13. For further information on female immigration to Australia and other colonies, see CitationJan Gothard's Blue China: Single Female Migration to Colonial Australia; CitationElizabeth Rushen's Single & Free: Female Migration to Australia, 1833–1837; CitationRita S. Kranidis's The Victorian Spinster and Colonial Emigration: Contested Subjects; and Women, Gender, and Labour Migration: Historical and Global Perspectives, edited by CitationPamela Sharpe.

14. But Chisholm was not the only colonist interested in the post: the “arrival of a ship in Sydney brought a flurry of excitement when it was known that it carried mail, and for a long while afterwards neighbours would share news and discuss things together” (Bogle 50).

15. Kiddle writes that Chisholm “did not hesitate to outrage Victorian delicacy by describing cases where girls had been taken from the ships to become inmates of brothels” (37).

16. Caroline gave birth to her fourth son on board the ship.

17. The New Poor Law of 1834 made influential changes upon the way relief was provided for the needy and destitute, including the increased centralization of governmental responsibility and the institution of the much-criticized workhouses.

18. By 1847 Australia was providing 80% of Britain's imported wool (Kiddle 105).

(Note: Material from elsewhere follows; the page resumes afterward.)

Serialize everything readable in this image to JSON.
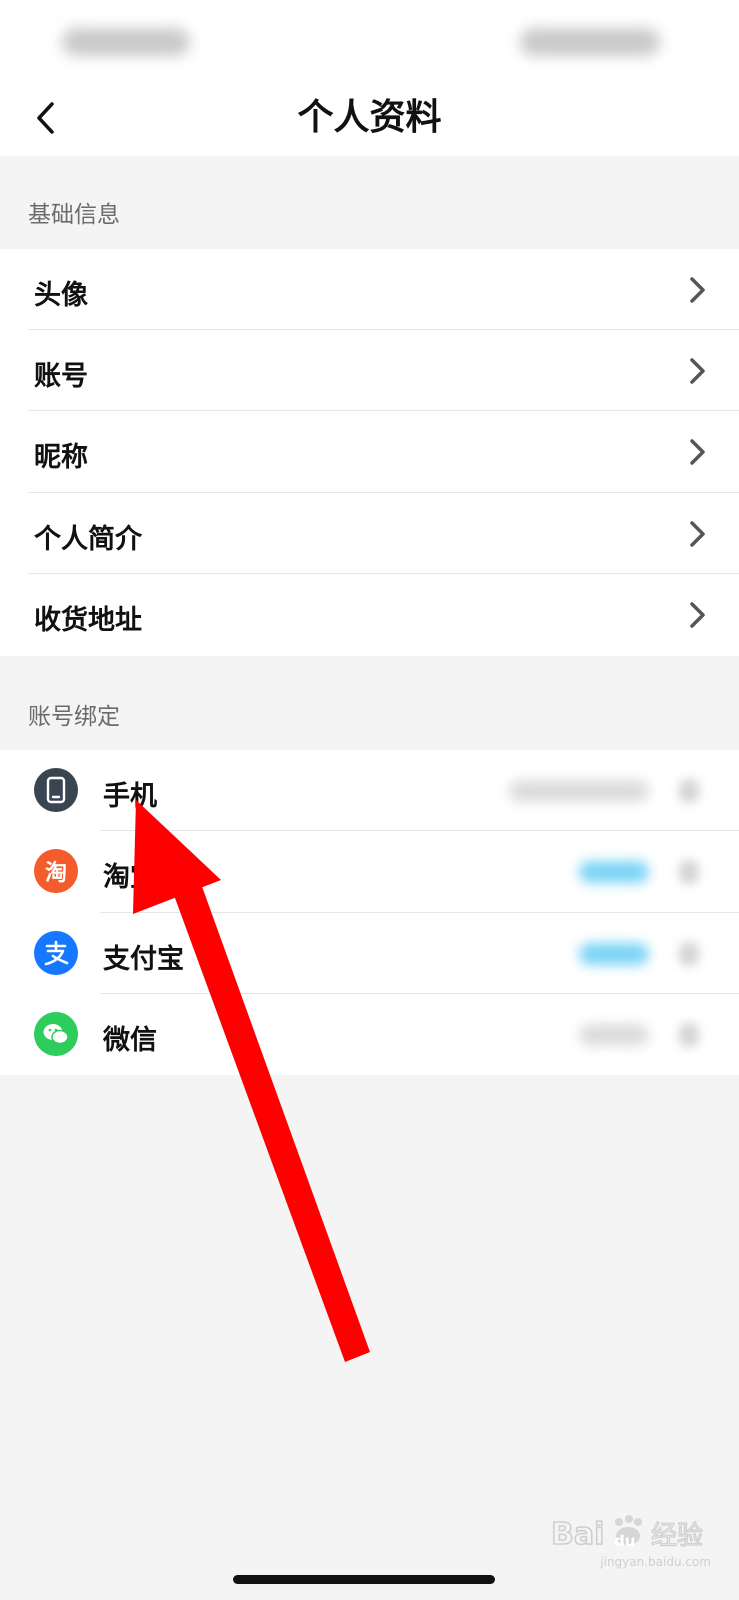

19. This letter concludes with an Appendix entitled “Voluntary Information of the People of New South Wales; Collected by Mrs. Chisholm,” which presents 16 narratives written in the first person and another statement presented in letter form, all written by the settlers in Australia. They highlight the primarily successful lives of the emigrants in the colony, by discussing jobs, wages earned, land or livestock owned, and many other positive details.

20. This evidence included over six hundred biographies that Chisholm collected from settlers in the “bush” regions of Australia in the 1840s in order to “convey faithful information to their relatives, friends, and countrymen at home” (Chisholm and Mackenzie 127). These narratives became the basis of later publications.

21. In this pamphlet, Chisholm also argues against existing emigration schemes because it is a “gross outrage to humanity” and “injurious to morality” to exclude single men over 35, married men over 40, and families with too many young children, to charge a tax for children above a certain number, and to voice a strong preference for young, married, childless couples. In addition, she argues that it is “derogatory to the high and moral feeling of Englishmen, that under the insignia of the royal arms of England, modest matrons should be asked the question ‘Whether any increase to the family is expected, and when?’ (Chisholm and Mackenzie 139–40).

22. For further information on Chisholm's life and work, see CitationMary Hoban's Fifty-one Pieces of Wedding Cake: A Biography of Caroline Chisholm (Lowden 1973).